Rz. 32

Bei Fotovoltaikanlagen mit einer installierten Bruttoleistung von mehr als 30 kW (peak) kann der Nullsteuersatz nur angewendet werden, wenn die Anlage entweder auf oder aber in der Nähe von begünstigten Wohnungen, Privatwohnungen (Rz. 27f.) oder Gebäuden (Rz. 29f.) installiert wird (§ 12 Abs. 3 Nr. 1 S. 1 UStG). "Auf" begünstigten Gebäuden werden sowohl sog. Auf-Dach-Anlagen (Solarmodule werden mittels einer Unterkonstruktion auf dem Dach befestigt) als auch dachintegrierte Anlagen (Solarmodule dienen gleichzeitig als Dachabdeckung) installiert.

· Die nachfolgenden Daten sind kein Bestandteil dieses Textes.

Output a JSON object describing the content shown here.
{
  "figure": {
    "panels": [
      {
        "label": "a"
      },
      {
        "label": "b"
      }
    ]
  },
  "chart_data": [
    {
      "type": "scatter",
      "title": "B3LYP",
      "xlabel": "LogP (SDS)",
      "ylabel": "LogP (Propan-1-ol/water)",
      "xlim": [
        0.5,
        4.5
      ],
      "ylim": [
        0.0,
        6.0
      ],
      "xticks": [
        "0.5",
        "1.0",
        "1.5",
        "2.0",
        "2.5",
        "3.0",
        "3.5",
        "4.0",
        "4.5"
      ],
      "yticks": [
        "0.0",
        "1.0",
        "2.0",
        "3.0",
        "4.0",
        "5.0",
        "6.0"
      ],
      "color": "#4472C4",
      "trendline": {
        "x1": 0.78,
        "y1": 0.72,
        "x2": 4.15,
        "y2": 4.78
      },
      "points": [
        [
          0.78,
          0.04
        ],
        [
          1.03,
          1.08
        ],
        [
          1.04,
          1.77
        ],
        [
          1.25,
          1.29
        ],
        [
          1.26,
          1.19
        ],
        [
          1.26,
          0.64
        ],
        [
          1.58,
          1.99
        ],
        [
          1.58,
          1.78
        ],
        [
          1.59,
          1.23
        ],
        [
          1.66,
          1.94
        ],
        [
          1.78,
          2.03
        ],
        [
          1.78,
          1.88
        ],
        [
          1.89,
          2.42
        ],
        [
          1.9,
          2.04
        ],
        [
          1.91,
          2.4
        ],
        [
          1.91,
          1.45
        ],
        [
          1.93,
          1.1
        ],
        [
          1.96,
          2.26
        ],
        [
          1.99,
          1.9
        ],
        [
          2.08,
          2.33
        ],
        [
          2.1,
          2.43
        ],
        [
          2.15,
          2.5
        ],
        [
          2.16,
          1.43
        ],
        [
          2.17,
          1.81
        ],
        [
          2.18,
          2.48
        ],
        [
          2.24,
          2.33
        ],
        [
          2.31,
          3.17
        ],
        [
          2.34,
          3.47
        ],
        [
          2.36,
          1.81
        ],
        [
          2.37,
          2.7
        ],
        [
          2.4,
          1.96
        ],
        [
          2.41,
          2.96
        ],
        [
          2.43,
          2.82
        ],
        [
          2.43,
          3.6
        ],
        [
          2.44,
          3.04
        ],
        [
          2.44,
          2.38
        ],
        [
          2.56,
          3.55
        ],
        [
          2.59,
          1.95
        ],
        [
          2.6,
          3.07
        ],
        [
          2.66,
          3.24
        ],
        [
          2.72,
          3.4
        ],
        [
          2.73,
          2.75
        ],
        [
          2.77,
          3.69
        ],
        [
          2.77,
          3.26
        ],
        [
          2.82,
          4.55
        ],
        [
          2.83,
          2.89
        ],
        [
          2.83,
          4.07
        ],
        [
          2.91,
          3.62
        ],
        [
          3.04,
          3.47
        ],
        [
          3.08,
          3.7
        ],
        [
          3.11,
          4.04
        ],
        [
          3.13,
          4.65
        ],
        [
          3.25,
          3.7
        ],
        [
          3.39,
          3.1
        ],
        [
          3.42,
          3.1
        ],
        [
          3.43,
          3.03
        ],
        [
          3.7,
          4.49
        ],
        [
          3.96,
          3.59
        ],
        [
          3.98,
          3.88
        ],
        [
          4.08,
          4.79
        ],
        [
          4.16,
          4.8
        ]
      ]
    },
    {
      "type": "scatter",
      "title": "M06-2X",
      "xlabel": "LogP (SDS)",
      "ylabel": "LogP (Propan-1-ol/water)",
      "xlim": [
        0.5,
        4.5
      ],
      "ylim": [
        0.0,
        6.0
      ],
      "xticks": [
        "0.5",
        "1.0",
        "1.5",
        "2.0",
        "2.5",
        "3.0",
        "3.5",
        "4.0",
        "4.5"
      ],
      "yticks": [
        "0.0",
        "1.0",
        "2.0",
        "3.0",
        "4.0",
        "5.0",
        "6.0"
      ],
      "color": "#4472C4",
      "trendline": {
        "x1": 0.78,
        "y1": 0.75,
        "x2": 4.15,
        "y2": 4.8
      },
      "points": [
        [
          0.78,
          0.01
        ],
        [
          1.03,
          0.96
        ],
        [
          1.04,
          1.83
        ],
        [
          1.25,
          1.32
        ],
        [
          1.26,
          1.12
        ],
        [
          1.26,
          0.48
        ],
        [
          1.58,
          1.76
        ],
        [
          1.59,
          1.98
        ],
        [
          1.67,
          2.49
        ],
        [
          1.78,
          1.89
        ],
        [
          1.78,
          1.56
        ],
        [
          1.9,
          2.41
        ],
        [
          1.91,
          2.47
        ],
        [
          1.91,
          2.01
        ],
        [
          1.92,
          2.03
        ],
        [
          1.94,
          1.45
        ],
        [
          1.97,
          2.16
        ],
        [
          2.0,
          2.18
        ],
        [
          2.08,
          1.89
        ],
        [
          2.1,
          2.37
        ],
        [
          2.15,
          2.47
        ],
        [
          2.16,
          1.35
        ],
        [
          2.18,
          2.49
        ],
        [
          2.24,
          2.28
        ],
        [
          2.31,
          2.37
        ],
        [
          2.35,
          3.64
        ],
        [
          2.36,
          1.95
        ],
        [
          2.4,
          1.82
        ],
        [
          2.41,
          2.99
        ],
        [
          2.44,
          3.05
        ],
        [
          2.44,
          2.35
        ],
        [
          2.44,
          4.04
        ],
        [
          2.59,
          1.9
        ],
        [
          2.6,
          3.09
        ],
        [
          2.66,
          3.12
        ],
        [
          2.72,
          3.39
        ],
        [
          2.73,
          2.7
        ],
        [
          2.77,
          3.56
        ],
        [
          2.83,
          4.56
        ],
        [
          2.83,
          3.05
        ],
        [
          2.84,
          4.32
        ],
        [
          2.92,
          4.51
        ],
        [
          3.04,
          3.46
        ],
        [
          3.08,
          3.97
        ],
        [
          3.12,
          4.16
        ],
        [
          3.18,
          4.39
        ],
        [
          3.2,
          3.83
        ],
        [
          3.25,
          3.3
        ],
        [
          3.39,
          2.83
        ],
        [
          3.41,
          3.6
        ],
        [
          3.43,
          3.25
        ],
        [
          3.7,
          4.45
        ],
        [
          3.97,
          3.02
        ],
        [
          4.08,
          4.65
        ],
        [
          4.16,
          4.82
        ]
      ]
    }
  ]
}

Bei beiden Fallvarianten bestehen für den Lieferer keine Schwierigkeiten, die Belegenheitsvoraussetzung "auf" nachzuweisen.

 

Rz. 33

Die Belegenheitsvoraussetzung "in der Nähe von" hat der deutsche Gesetzgeber wörtlich aus dem Unionsrecht (Anhang III Nr. 10 Buchst. c MwStSystRL i. d. F. der EU-Richtlinie v. 5.4.2022) übernommen (Rz. 8). Allerdings wird der Begriff "in der Nähe von" weder im Unionsrecht noch im deutschen USt-Recht definiert. In der Literatur ist gefragt worden, was wohl unter diesem Begriff zu verstehen sei.[1] Nach der Verwaltungsauffassung befindet sich eine Fotovoltaikanlage insbesondere dann in der Nähe der genannten Wohnungen/Gebäude, wenn sie auf dem Grundstück installiert ist, auf dem sich auch die betreffende Wohnung bzw. das betreffende Gebäude befindet (z. B. Garage, Gartenschuppen, Zaun). Von einer Nähe sei daher auch auszugehen, wenn zwischen dem Grundstück und der Fotovoltaikanlage ein räumlicher und funktionaler Nutzungszusammenhang bestehe (z. B. einheitlicher Gebäudekomplex oder einheitliches Areal). Die Vereinfachungsregelung des § 12 Abs. 3 Nr. 1 S. 2 UStG (Rz. 17ff.) bleibe davon unberührt.[2]

 

Rz. 34

Die Verwaltung hat sich nicht dazu geäußert, ob es ein Vorrangverhältnis zwischen "auf" und "in der Nähe von" gibt. Diese Frage stellt sich z. B. bei einem landwirtschaftlich genutzten Grundstück mit einem Wohnhaus und einem Stallgebäude. Wird "auf" dem – nicht begünstigten – Stallgebäude eine Fotovoltaikanlage mit einer Bruttoleistung von mehr als 30 kW (peak) installiert, wäre der Nullsteuersatz eigentlich nicht anwendbar. Allerdings wird die Anlage "in der Nähe von" einem begünstigten Wohnhaus errichtet. In einem solchen Fall sollte m. E. der Nullsteuersatz anwendbar sein, da sich die Fotovoltaikanlage auf demselben Areal wie das Wohnhaus befindet und damit "in der Nähe von" einem Wohnhaus.[3]

[1] Vgl. z. B. Prätzler, StuB 2023, 119.
[3] So auch Fietz/Mayer, NWB 10/2023, 706, 718.